Another significant defining moment in my life was when we moved to the farm that Dad and Mom bought when Dad retired from the Navy in 1960. They had been planning on buying a farm for all of their married life when Dad retired and they had been looking at various kinds of farms in lots of different locations. They settled on a 120-acre farm that had been repossessed by the bank and had not been lived on for many years. It was the second to last place on the road, 13 miles out from the town of Myrtle Creek in Southern Oregon. The place was terribly run down and the little house had been used as a sheep barn for some time. We shoveled out the sheep manure and moved in. There was no plumbing, no water, no electricity. The first thing we did was dig a big hole and build an outhouse. My first 12 years of life were lived in Navy housing in big cities so I was a city boy, and this new chapter in my life was a huge lifestyle change, but I fully embraced it and thought that we were a modern version of Swiss Family Robison. I thought that I had died and gone to heaven.

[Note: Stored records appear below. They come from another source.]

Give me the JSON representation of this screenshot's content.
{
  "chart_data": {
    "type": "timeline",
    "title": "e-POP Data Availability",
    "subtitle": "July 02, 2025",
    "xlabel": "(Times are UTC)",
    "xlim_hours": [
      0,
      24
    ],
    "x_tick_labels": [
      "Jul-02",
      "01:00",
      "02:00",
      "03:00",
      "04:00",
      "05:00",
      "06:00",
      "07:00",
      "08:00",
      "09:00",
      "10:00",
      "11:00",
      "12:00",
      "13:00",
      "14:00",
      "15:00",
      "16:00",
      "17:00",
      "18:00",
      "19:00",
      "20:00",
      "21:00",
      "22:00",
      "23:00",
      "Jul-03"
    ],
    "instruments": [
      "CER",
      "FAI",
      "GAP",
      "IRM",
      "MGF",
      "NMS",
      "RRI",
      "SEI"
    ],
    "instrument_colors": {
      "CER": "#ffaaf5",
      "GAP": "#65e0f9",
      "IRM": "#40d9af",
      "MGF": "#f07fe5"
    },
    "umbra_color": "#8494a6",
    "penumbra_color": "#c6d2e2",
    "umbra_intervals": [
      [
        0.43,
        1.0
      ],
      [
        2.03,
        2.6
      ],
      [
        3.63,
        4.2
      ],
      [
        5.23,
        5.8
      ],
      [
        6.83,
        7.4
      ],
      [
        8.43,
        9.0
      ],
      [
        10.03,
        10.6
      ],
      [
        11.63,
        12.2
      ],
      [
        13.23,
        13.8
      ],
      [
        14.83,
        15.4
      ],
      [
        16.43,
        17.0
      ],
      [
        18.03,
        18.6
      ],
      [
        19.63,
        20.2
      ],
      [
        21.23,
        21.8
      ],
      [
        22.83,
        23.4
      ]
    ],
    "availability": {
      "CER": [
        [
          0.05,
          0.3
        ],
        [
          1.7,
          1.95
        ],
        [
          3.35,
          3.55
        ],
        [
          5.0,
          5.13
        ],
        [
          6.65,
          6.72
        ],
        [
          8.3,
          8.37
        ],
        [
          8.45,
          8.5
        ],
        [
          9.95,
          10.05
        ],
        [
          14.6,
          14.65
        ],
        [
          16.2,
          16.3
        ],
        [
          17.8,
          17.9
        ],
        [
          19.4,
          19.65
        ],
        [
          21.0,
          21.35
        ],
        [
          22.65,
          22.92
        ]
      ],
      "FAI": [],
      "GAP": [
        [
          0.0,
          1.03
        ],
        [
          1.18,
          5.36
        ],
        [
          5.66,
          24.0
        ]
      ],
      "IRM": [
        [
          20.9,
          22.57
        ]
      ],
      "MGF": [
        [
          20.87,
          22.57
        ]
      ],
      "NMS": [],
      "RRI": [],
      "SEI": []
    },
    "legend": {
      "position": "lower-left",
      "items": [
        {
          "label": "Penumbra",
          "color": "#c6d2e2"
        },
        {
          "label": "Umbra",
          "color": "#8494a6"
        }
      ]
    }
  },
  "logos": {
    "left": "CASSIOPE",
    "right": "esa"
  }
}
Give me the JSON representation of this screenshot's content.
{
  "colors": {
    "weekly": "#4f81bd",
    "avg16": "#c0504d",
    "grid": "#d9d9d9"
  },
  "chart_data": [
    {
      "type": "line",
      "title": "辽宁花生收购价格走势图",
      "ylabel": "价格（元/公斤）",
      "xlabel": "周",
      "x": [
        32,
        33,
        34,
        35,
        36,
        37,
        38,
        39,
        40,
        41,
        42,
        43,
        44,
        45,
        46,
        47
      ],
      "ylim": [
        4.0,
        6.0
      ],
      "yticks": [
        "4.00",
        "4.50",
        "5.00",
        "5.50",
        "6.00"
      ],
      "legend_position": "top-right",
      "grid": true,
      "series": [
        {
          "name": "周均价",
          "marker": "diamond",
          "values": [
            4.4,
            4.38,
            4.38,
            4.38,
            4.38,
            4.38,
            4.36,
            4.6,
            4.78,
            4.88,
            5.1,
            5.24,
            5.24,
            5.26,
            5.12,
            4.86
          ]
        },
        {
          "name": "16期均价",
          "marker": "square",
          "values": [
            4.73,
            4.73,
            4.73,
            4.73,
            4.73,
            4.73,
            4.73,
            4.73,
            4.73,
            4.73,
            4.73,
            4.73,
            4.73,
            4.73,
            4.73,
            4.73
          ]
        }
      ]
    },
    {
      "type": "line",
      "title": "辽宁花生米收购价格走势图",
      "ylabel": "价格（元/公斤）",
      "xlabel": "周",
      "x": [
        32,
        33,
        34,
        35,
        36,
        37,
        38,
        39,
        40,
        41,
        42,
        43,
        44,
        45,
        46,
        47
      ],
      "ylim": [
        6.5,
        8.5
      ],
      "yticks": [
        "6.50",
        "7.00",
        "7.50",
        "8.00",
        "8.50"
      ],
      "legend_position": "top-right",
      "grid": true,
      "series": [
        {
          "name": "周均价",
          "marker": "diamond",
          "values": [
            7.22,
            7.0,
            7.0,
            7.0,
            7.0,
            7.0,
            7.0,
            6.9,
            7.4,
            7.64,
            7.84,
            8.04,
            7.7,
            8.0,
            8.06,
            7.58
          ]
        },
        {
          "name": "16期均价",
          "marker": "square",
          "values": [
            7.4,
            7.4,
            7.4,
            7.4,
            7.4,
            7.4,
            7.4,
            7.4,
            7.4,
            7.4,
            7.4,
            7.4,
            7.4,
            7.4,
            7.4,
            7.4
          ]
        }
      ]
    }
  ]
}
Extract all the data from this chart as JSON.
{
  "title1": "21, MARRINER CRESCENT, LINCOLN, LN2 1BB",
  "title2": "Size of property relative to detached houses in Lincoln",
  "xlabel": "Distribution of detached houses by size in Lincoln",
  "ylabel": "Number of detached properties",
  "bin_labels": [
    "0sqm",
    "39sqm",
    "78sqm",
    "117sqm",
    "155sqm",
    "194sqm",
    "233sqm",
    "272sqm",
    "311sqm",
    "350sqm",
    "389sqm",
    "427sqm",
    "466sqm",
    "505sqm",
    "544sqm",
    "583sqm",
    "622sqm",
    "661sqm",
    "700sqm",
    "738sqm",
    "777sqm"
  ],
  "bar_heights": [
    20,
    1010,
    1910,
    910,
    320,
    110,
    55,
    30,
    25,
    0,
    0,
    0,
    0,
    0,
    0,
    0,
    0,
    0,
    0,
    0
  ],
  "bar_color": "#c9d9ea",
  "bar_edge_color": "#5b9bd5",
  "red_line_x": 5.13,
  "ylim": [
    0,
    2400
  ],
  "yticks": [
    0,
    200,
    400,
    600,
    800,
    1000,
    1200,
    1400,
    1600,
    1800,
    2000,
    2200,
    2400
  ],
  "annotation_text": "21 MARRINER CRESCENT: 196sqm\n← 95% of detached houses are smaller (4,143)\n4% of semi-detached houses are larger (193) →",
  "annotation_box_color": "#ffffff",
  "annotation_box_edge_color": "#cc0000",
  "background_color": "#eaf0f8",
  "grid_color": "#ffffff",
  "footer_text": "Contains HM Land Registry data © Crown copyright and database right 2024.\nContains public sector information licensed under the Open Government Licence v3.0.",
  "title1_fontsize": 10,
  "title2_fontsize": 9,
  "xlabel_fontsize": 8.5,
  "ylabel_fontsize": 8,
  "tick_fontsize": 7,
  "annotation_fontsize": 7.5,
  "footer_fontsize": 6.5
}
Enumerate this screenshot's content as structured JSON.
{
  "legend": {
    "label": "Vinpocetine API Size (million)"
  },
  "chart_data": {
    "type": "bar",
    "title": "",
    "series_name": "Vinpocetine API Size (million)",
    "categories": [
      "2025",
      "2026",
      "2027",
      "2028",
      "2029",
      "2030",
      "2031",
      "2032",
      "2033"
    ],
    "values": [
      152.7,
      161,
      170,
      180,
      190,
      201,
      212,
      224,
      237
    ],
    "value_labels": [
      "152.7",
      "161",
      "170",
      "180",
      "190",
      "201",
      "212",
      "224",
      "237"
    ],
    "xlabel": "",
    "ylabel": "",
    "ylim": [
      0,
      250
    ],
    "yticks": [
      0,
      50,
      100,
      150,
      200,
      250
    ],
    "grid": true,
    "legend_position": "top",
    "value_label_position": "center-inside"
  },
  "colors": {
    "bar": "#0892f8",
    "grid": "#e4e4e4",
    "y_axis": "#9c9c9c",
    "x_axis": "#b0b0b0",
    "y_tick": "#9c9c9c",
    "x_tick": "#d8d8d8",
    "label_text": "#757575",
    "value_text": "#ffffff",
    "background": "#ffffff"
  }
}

This is where I learned to fish and hunt and where I fell in love with both. This is where I learned how to work hard and to truly enjoy being dog-tired at the end of the day. I learned that a lot of a person’s dreams can be accomplished with a little money and a lot of work. We did all of our farming with a 1948 Ford pick-up pulling horse-drawn equipment that got whatever power it needed from the steel wheels that were turning because of being pulled. That old pickup with granny gear had a lot of power. We later purchased a Ford/ Ferguson 9N tractor but we still used mostly horse-drawn equipment.
Way back in 1976 when I started as the pastor of Jefferson Baptist Church with zero experience and very little understanding of what a pastor was supposed to do, meeting in the grade school gym, it felt just like 1960 moving into a sheep barn. I was excited about the challenge and the adventure that was about to come into my life.
It is amazing how much fun an experience is when the default mind set is that God is directing and causing all things to work together for His purposes and our growth, significance, and accomplishment. God’s plans for our life almost always have the equivalent of a sheep barn and a 1948 Ford pickup. We just have to make sure we don’t let our flesh, the world, or the devil ruin it for us.